I am looking at RNA-seq data, which I have little experience in. I notice that for many genes, there are reliable alignments (i.e. with high mapping quality) to introns. I understand that some of them are due to unannotated transcripts, but in many regions, this does not seem to be the major cause. The intronic read hits do not seem to be purely caused by alignments artifacts, either, because the pattern is tissue specific (though this is not a compelling evidence). Another possible explanation is that this observation is due to noisy transcripts (Pickrell et al, 2010), but this seems to be a big effect: for some long genes, there are far more intronic hits than exonic hits.
I guess those who study RNA-seq data must have noticed the intronic hits for years. What is cause of the large amount of intronic read hits? Is it caused by alignment/library prep artifacts or noisy transcription? Are there papers addressing this? Thanks.
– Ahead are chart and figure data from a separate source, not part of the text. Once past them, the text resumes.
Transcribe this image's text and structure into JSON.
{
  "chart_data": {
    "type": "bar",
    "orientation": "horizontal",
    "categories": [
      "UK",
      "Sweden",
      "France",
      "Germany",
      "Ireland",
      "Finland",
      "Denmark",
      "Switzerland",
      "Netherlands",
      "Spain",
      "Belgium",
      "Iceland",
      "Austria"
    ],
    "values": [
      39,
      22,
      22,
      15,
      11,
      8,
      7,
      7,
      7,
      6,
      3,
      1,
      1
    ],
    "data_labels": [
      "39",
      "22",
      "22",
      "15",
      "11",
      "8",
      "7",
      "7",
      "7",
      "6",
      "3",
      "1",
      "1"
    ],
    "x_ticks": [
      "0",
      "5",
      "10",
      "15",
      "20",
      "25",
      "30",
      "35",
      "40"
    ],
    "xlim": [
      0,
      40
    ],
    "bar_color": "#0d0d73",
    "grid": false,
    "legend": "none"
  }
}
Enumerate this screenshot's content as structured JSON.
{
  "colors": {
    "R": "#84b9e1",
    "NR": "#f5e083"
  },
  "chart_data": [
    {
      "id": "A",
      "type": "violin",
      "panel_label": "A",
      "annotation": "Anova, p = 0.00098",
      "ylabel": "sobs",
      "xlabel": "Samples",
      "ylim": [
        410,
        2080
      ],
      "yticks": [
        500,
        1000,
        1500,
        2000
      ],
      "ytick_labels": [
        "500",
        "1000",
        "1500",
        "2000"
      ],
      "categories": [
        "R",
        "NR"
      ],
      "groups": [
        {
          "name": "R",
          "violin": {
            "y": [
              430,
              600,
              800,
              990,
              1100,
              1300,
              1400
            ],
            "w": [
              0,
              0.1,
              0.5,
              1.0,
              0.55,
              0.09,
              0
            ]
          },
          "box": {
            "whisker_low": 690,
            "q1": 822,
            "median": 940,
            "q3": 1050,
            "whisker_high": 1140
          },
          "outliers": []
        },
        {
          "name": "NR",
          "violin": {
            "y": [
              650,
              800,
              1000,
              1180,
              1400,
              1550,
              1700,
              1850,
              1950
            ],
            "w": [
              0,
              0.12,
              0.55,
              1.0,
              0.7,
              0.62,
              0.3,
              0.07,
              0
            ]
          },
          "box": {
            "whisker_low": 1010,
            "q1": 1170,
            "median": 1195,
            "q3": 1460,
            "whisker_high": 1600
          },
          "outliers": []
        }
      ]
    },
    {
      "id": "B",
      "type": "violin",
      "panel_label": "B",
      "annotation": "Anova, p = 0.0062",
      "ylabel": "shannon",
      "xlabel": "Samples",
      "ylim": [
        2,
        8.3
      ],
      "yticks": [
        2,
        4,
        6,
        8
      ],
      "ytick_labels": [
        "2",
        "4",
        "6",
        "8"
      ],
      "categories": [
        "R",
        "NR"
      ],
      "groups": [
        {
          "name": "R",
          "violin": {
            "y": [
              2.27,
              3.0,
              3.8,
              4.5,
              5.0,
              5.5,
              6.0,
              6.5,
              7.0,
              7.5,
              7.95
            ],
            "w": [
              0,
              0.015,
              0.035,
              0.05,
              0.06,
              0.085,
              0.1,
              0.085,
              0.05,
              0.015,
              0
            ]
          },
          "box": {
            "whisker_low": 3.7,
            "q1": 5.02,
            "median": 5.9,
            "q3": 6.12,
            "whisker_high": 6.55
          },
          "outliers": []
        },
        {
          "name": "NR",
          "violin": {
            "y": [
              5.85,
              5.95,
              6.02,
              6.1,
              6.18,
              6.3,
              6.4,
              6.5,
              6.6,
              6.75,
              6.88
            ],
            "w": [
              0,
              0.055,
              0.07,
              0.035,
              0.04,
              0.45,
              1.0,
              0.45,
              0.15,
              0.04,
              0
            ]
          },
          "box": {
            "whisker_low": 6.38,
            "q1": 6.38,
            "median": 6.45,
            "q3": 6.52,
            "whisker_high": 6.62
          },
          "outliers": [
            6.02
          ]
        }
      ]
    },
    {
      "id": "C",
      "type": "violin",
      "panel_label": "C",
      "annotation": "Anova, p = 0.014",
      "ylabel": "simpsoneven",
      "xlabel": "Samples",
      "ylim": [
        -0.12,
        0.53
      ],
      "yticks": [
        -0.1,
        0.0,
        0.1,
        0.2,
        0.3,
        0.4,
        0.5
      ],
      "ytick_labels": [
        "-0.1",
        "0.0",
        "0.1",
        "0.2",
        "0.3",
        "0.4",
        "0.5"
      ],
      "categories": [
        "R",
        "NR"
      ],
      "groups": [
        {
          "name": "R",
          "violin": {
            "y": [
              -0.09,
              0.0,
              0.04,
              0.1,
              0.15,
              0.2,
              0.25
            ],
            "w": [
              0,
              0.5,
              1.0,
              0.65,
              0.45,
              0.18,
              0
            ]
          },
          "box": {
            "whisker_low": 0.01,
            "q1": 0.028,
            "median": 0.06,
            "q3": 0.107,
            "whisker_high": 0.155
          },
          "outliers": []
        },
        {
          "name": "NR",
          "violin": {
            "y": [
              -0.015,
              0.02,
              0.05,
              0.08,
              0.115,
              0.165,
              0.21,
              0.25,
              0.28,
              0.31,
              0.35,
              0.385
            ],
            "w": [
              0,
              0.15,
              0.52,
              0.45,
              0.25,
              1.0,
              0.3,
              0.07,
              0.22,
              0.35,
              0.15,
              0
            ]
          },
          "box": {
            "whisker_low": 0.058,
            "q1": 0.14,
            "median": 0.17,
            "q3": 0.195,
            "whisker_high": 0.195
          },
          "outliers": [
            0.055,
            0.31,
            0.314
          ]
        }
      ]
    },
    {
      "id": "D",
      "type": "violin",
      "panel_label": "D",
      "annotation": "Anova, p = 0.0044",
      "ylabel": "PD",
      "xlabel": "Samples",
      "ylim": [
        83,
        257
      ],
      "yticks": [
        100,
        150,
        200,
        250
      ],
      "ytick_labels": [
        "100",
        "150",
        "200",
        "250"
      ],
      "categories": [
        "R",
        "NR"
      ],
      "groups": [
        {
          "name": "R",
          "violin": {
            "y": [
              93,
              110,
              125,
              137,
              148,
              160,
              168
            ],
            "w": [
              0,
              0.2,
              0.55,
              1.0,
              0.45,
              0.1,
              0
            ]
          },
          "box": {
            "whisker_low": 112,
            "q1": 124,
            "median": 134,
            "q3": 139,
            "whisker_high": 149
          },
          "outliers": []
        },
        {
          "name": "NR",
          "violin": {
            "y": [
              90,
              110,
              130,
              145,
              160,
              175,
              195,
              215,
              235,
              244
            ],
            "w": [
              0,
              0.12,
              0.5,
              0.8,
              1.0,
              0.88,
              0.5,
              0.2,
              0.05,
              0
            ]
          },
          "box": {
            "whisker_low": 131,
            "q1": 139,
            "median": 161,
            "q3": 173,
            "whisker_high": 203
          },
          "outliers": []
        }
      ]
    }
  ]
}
EDIT: my conclusion. I was looking at ERR030882 from Illumina BodyMap (brain). The sample were processed with oligo-dT. I am using the gencode exon annotations, including all the pseudogenes, lincRNA and known processed transcripts, totalling ~112Mbp. The initial analysis reveals ~80% of bases mapped to exons. Nonetheless, if I only look at read pairs with insert size larger than 311bp (~10% of the original data), 98.2% of these spliced read pairs are mapped to known exons, suggesting that the vast majority of the intronic and intergenic read pairs are unspliced. It is possible that some unspliced pairs come from unknown single-exon transcripts with intact polyA tail, but contaminations seem the leading cause overall.
Hi, could you accept an answer here, please.